A poluição não se limita a fumaça de carros. Metais tóxicos, como arsênio, chumbo e mercúrio, estão presentes na água, nos alimentos e no ar. O problema envolve exposições diárias, principalmente em áreas urbanas, com impactos conhecidos no sistema nervoso.

A placenta não funciona como barreira absoluta contra poluentes. Além disso, a barreira hematoencefálica do feto é imatura, aumentando a vulnerabilidade aos efeitos neurotóxicos. Arsênio, chumbo e mercúrio estão associados a alterações no neurodesenvolvimento durante a gestação.

Em um estudo brasileiro, 393 crianças foram acompanhadas até 12–18 meses. Amostras de sangue do cordão umbilical mostraram baixas, mas presentes, concentrações de arsênio, chumbo e mercúrio. A exposição pré-natal ao arsênio teve relação com déficits motores.

O que o estudo mostra

Crianças com maiores níveis de arsênio no cordão apresentaram oito vezes mais chance de falhar no teste de desenvolvimento motor grosso aos 12–18 meses. Não houve associação consistente entre chumbo ou mercúrio e os desfechos avaliados.

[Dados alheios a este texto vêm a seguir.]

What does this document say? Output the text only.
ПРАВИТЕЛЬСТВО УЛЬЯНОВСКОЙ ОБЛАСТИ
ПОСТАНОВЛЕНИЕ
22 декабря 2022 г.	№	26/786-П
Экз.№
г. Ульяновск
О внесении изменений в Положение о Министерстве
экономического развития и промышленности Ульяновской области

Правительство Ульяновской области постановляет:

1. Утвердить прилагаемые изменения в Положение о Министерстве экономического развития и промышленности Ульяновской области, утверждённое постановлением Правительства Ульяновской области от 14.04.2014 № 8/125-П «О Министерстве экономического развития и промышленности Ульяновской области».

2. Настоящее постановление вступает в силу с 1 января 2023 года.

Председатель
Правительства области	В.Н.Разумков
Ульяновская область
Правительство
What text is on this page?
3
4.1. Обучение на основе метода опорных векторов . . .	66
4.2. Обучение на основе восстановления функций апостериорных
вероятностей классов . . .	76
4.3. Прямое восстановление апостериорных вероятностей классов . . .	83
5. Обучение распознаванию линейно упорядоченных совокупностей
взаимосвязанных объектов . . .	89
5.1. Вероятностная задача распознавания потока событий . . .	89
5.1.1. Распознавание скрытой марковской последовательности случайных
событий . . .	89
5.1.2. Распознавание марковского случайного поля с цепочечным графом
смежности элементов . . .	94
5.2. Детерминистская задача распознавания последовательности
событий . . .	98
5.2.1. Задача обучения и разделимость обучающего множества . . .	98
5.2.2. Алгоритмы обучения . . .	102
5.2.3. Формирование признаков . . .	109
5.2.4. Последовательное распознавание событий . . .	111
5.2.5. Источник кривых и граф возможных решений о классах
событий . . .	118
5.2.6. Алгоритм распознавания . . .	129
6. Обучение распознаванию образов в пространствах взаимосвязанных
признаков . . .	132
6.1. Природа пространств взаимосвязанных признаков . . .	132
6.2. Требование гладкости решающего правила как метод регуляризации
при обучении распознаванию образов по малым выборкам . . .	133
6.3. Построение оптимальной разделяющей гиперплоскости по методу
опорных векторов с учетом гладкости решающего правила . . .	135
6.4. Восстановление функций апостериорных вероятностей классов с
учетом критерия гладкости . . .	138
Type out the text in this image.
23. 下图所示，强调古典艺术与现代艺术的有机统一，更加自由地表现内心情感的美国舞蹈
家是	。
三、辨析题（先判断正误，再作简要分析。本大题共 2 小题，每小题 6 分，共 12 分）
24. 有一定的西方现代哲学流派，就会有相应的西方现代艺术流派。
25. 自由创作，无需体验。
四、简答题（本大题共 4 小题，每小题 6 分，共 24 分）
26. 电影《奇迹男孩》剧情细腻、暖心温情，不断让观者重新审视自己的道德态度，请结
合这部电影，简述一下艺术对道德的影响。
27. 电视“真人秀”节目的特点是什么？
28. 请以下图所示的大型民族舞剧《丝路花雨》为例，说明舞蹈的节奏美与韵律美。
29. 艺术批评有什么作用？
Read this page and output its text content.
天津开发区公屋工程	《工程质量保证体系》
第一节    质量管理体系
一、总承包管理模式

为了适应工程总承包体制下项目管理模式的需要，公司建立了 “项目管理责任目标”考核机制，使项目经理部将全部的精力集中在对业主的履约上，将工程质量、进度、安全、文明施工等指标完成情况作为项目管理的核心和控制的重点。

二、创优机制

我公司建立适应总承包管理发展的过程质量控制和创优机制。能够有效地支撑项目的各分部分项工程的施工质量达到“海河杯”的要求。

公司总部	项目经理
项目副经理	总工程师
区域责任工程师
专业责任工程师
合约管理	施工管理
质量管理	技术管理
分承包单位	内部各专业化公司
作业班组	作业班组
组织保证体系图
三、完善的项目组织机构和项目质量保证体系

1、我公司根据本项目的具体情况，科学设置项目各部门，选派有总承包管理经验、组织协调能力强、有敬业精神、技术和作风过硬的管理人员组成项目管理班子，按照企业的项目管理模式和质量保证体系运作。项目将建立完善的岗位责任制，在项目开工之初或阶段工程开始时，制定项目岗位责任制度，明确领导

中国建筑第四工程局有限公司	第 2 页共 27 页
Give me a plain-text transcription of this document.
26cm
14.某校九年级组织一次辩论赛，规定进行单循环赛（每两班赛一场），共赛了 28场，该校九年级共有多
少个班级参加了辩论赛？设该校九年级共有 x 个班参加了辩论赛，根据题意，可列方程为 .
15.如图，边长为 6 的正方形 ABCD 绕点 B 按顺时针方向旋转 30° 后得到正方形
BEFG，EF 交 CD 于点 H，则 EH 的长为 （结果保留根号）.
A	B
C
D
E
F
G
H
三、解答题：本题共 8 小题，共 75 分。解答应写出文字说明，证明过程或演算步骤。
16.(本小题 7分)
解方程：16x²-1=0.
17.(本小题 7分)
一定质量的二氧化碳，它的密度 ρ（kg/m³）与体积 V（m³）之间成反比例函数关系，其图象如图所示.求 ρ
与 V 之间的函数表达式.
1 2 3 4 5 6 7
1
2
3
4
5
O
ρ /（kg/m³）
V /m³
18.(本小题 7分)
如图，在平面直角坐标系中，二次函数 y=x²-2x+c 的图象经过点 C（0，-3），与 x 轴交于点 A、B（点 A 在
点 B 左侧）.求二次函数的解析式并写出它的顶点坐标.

A análise sugere que atrasos no motor grosso podem indicar exposição neurotóxica precoce. Esses déficits podem preceder dificuldades cognitivas mais complexas observadas mais tarde.

Implicações para saúde pública

Os resultados indicam a importância do acompanhamento pré-natal para identificar gestantes com maior risco de exposição a metais. Monitorar fontes ambientais e realizar avaliações precoces do neurodesenvolvimento são medidas relevantes.

Políticas públicas podem direcionar esforços para reduzir a exposição ao arsênio em ambientes urbanos. Estudos longitudinais são necessários para compreender melhor os efeitos ao longo da infância.